George Will bashed “Blue” America, ignored the facts

In a May 9 Washington Post column about political analyst Michael Barone's new book, Hard America, Soft America: Competition vs. Coddling and the Battle for the Nation's Future, columnist George F. Will argued that Democratic-leaning “blue” states are less accountable, competent, and productive than Republican-leaning “red” states:

... Barone says, “Hard America plays for keeps: The private sector fires people when profits fall and the military trains under live fire.” Soft America depends on the productivity, creativity and competence of Hard America, which protects the country and pays its bills. ...

[T]he second half of the 1960s brought the Great Softening -- in schools and welfare policies, in an emphasis on redistribution rather than production of wealth and in the criminal justice system. ...

Barone believes that promotion of competition and accountability -- hardness -- is the shared theme of President Bush's policies of educational standards, individual health accounts, Social Security investment accounts and lower tax rates to increase self-reliance in the marketplace. Barone's book is a guide to electoral map reading: The blue and red states have, respectively, softer and harder sensibilities.

Will's assumption ignored recent data showing that it is actually blue states (states that former Vice President Al Gore won in 2000) that subsidize red states (states that President George W. Bush won in 2000).

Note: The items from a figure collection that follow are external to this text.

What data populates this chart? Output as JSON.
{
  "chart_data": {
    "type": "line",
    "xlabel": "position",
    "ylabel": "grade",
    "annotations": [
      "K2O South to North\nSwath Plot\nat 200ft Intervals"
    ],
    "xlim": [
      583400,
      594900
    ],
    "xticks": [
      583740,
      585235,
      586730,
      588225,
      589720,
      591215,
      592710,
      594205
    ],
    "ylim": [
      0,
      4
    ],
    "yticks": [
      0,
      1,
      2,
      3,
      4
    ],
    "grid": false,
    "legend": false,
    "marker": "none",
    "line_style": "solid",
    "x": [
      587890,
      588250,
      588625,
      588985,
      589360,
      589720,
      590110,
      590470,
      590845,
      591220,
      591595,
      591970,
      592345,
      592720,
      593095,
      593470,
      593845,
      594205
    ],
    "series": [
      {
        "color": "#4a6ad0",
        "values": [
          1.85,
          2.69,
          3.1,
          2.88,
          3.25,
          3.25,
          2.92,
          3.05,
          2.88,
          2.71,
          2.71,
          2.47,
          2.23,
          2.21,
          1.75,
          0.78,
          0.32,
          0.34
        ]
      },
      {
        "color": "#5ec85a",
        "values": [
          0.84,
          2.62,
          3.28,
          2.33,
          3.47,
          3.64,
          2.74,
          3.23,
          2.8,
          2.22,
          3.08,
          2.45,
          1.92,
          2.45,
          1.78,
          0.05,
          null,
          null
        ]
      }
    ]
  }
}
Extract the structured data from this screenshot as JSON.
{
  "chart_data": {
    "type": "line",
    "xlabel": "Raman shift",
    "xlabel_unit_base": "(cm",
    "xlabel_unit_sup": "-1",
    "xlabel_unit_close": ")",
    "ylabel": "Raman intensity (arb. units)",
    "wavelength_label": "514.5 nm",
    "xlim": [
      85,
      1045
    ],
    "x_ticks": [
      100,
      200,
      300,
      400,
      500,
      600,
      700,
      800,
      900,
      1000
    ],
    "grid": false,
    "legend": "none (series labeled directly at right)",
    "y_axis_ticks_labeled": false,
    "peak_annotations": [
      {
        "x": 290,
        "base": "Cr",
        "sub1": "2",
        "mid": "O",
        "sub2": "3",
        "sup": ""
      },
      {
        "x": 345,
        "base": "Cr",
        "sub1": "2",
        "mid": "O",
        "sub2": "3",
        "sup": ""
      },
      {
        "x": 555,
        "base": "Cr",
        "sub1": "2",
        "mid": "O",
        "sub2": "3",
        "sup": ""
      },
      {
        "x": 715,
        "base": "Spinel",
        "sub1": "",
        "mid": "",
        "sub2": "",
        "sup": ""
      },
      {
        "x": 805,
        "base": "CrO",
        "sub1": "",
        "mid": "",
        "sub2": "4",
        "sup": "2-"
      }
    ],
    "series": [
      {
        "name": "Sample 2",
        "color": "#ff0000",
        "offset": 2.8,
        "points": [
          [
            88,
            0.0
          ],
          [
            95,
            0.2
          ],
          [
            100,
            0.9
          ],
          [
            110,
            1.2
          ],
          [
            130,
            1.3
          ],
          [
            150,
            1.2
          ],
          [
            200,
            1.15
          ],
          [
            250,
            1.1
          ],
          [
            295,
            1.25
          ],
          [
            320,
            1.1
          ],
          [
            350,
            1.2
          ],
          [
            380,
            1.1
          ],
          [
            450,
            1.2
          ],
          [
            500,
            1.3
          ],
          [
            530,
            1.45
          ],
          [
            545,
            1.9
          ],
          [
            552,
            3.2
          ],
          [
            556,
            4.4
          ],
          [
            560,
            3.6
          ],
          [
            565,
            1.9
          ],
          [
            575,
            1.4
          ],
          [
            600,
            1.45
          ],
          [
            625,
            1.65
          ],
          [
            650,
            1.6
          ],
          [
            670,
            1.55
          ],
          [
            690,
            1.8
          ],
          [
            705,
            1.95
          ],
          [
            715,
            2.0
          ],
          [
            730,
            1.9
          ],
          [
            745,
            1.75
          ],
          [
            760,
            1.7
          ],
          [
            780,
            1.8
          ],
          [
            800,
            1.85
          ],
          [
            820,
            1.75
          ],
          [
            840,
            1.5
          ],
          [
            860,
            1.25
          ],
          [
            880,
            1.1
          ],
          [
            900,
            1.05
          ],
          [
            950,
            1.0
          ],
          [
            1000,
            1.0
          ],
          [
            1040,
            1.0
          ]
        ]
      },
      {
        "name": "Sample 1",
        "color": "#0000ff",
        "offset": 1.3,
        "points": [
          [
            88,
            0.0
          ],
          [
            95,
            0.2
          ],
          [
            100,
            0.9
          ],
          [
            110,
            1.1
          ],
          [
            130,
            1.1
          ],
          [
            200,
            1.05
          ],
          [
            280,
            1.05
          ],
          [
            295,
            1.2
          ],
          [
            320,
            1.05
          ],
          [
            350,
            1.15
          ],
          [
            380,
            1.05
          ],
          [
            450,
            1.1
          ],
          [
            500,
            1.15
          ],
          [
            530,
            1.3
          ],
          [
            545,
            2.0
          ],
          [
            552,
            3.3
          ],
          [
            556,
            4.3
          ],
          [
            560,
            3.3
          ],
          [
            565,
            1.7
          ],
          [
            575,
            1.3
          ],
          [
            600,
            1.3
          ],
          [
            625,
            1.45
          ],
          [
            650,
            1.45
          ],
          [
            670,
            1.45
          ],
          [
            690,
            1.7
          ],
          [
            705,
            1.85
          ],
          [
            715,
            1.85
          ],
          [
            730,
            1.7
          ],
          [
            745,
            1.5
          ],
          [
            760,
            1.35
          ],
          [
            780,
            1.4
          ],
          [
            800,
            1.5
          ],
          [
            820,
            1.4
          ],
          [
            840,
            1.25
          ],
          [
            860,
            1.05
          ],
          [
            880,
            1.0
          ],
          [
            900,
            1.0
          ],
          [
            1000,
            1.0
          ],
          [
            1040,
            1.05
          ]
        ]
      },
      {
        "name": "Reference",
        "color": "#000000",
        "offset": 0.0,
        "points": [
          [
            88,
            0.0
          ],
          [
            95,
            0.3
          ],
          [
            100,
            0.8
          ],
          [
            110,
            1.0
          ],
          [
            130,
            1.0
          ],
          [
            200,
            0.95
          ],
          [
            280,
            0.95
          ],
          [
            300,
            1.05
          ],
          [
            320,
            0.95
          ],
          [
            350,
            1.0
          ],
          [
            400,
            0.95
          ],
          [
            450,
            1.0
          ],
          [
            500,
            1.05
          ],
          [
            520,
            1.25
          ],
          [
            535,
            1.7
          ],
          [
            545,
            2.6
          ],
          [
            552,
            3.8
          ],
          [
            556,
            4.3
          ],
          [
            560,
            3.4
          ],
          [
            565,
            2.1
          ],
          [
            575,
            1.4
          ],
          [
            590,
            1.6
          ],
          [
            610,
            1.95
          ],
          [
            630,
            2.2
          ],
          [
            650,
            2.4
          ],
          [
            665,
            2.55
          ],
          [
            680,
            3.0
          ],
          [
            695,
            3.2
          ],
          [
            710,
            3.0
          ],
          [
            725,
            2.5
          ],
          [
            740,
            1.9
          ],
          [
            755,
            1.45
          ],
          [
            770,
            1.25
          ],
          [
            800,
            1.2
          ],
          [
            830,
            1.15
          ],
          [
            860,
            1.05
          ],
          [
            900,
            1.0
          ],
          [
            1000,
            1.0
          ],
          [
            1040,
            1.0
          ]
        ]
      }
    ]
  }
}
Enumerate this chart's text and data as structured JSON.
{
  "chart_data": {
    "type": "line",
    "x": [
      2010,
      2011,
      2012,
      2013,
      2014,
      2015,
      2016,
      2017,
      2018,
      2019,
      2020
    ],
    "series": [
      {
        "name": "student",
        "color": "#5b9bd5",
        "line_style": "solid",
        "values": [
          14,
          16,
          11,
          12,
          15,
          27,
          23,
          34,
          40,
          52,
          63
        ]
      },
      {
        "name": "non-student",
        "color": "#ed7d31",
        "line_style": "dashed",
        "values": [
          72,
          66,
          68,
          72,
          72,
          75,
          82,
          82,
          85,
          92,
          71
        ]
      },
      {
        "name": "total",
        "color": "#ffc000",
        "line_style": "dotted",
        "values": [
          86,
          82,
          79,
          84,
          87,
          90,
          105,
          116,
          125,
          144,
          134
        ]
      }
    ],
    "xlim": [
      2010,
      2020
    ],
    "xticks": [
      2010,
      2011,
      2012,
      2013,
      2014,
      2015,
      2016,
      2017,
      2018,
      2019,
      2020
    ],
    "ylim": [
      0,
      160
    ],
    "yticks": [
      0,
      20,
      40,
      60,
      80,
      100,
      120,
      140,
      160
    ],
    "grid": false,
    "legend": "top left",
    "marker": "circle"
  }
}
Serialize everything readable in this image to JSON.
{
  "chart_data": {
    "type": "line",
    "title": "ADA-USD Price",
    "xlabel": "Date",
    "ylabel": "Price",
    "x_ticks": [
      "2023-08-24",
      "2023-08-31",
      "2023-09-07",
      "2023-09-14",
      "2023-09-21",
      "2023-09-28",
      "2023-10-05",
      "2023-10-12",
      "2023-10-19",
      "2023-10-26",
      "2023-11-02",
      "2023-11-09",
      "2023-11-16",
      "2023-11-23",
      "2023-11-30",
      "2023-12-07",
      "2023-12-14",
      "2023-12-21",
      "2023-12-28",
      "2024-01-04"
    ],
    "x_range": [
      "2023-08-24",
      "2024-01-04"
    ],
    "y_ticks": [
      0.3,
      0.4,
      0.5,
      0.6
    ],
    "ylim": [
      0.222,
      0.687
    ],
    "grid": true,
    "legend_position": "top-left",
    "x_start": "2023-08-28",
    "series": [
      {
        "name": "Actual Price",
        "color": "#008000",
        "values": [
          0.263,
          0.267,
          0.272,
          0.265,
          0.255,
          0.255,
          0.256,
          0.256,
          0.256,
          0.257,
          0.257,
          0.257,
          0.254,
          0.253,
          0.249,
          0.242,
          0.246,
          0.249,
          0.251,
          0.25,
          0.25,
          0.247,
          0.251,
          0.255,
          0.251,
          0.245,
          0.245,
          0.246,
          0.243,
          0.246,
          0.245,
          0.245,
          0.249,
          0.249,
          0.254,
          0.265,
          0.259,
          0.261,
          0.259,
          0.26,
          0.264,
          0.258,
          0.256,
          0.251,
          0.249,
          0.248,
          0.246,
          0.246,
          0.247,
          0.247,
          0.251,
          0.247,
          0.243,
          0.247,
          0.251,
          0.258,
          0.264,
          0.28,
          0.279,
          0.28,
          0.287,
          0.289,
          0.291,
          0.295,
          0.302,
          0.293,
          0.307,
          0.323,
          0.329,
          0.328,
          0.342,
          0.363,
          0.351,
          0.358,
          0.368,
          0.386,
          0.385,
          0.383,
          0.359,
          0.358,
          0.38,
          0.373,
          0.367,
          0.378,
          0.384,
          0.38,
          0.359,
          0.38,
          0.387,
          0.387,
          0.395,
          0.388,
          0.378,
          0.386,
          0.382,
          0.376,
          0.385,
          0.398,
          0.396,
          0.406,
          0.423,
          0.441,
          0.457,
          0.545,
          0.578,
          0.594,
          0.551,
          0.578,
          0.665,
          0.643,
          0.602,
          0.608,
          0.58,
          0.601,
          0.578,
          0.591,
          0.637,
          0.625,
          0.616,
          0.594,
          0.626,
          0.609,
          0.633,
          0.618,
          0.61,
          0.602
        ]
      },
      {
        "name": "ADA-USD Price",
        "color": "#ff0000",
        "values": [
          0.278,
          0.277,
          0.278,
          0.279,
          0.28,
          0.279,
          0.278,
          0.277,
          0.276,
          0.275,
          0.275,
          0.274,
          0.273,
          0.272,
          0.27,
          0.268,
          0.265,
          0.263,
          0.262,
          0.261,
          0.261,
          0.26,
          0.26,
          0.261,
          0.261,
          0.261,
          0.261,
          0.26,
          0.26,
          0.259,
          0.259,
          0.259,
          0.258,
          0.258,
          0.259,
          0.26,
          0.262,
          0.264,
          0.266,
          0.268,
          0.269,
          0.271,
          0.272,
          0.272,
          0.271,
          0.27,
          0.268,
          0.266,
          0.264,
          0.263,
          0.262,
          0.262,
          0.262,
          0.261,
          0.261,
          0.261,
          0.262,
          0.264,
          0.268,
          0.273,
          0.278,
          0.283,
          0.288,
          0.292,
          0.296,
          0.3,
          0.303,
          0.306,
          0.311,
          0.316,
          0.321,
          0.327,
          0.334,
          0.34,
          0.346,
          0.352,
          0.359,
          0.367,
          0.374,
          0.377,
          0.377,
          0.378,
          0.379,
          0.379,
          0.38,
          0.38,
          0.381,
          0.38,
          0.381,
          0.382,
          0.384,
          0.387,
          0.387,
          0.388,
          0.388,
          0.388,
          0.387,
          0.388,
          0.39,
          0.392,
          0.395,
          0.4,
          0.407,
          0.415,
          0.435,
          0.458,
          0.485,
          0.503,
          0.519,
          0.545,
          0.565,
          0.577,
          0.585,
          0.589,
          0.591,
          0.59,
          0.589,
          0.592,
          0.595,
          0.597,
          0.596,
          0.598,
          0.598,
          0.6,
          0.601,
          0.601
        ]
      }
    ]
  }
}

An August 2003 report by the Tax Foundation -- a nonpartisan, nonprofit organization that monitors fiscal policy at the federal, state, and local levels -- compared the federal tax burden in each state with the flow of federal funds back to that state for fiscal year 2002. As former Gore speechwriter Daniel H. Pink pointed out in a January 2004 New York Times op-ed citing the Tax Foundation report, out of the 33 states that received more in federal spending than they contributed in federal taxes (what Pink calls “taker” states), Bush won 25. Out of the 16 states that paid more in federal taxes than they received in federal spending (what Pink calls “giver” states), Gore carried 12.